Throwback Thursday: Agriculture, prices and agribusiness have all changed in 48 years.

The catalog I picked up out of my collection was the 1965 Tractor Parts Blue Book from Tractor Supply Co. This issue celebrated adding the 100th store across the nation.

Tractor Supply Co., often referred to as TSC, now has 1,700 stores. You can still find tractor and equipment parts for sale, but you’ll also find a lot more items geared to people living on just a few acres.

Come along as I flip through a few pages of the 1965 Blue Book, and pay attention to items and prices. They say a lot about changes in agriculture.

• Page 3: Plastic corn planter plates. Remember those? They were advertised as 50% less expensive than cast-iron plates. You could buy plates for John Deere or Allis-Chalmers planters for 88 cents each, or International Harvester Co. plates for $1.09 each.

We threw away stacks of these when my dad retired. I thought seed corn dealers provided them for free — apparently not all the time.

Page 9: Wagon and tractor front and rear tires. You could buy a rear tractor tire for as little as $34.76! The most-expensive Huskee rear tractor tire for the biggest model listed was $83.97. Of course, that doesn’t include tax. No trade-in tire was required; you could put no money down, and three credit plans were available.

Page 23: Tailored seat covers for popular trucks. You could buy these full front-seat covers made of 12-ounce cotton duck for $8.95. Covers were available for Ford pickups back to 1948 and Chevrolet and GMC trucks back to 1950. All were $8.95 each — that was a bargain.

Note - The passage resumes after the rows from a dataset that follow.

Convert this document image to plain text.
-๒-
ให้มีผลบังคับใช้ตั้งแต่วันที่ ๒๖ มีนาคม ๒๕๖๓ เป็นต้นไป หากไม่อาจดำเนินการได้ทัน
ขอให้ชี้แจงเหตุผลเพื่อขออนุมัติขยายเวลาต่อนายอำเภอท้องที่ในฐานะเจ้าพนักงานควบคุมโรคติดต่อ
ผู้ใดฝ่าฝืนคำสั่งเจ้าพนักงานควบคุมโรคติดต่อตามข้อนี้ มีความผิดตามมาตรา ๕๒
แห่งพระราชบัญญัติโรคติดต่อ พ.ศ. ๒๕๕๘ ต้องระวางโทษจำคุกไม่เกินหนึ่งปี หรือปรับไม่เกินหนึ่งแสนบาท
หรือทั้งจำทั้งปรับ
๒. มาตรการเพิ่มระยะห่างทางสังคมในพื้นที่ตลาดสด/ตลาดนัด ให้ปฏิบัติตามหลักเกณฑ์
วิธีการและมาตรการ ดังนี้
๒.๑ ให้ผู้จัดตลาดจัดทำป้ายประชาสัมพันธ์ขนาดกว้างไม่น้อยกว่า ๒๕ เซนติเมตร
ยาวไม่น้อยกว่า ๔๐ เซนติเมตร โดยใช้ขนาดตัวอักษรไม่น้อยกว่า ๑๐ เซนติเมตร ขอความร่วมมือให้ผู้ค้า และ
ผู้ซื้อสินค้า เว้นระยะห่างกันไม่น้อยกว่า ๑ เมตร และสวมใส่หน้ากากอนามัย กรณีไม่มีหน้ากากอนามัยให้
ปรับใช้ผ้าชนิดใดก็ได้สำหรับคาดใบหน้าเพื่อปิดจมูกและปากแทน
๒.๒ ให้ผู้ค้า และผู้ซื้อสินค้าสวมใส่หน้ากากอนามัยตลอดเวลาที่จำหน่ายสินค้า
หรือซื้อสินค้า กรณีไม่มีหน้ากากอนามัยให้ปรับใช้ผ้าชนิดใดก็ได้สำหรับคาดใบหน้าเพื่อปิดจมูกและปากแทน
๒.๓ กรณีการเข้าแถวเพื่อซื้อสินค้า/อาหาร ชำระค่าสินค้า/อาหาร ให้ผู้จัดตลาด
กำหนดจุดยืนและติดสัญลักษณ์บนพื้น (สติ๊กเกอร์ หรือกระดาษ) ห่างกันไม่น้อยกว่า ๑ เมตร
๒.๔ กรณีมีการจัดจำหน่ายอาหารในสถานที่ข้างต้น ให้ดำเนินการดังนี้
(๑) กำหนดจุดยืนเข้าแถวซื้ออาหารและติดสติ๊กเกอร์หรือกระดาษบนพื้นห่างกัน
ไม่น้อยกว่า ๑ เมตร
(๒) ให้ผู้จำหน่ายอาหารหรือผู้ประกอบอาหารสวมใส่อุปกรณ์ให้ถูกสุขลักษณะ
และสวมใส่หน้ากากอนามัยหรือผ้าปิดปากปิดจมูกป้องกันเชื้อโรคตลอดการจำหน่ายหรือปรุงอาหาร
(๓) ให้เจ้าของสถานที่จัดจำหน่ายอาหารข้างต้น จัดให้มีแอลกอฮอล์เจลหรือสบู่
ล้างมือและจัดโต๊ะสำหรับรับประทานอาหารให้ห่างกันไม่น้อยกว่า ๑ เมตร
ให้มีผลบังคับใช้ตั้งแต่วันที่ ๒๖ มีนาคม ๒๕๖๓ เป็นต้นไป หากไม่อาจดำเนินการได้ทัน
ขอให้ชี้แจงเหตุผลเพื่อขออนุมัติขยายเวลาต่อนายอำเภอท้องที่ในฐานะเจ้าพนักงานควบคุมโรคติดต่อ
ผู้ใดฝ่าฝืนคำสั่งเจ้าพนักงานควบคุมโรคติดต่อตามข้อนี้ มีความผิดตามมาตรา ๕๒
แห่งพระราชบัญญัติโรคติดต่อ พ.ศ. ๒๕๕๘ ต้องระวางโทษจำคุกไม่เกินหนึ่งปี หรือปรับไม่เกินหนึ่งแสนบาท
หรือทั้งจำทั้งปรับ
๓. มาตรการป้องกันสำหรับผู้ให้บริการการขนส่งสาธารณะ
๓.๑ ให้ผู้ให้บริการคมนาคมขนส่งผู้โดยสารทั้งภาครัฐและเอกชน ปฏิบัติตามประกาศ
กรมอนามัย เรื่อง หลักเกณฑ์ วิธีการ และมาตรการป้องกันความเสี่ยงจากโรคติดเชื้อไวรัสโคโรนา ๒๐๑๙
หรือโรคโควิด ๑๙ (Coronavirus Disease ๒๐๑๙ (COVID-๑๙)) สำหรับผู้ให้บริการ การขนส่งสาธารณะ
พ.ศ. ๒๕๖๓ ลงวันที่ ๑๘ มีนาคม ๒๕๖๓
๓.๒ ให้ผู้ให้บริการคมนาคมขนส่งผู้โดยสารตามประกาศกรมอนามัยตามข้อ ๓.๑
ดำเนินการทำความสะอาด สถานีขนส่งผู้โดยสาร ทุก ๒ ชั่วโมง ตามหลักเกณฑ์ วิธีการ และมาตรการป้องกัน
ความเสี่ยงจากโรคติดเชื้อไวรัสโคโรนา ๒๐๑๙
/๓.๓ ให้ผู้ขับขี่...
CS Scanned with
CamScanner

Page 24: Motorola all-transistor-type truck radio. Not a stereo, kids, just a radio. But if you didn’t have one, that was a big deal in 1965. You could get the radio and antenna to mount on the roof for $48.95 as part of the 100th store celebration.

Page 30: Trasco Heater Cabs. OK, many people referred to them as “Heat Housers,” but that was a brand name. They weren’t true cabs, but canvas material kept the heat in. You could get one to fit most tractors for $24.88 without a windshield or wings, or for $31.88 with a windshield and wings. The ad even talks about adjustable heat control. I admit we had a different brand on our D17 Series IV, but I don’t remember anything about heat control. It was either cold if you didn’t have one, or not as cold and bearable if you did.

Page 81: Hammermill belts. If you’re under 40, you may not know that this was a belt that ran off the pulley on the tractor to power not only hammermills, but also ensilage blowers and other things. We still used one on the silo blower in 1965. You could buy a “deluxe” belt with four-ply construction, 30 feet long, for $43.50, or a 40-foot-long belt for $54.50.

Page 98: Roto-Baler belts. If you still used an Allis-Chalmers Roto-Baler to make small round bales, you could buy the complete set of 12 endless original equipment belts for the baler for $141.50. You could also buy a plywood swathboard for your sickle mower for $3.88, or an all-steel one for just $6.29.

Page 108: Combine belts. If you were still using an Allis-Chalmers Model 66 orange pull-type combine that sent residue out the side, you could get a belt for it. You could also get belts for John Deere 12-A pull-type and Massey-Harris Clipper combines.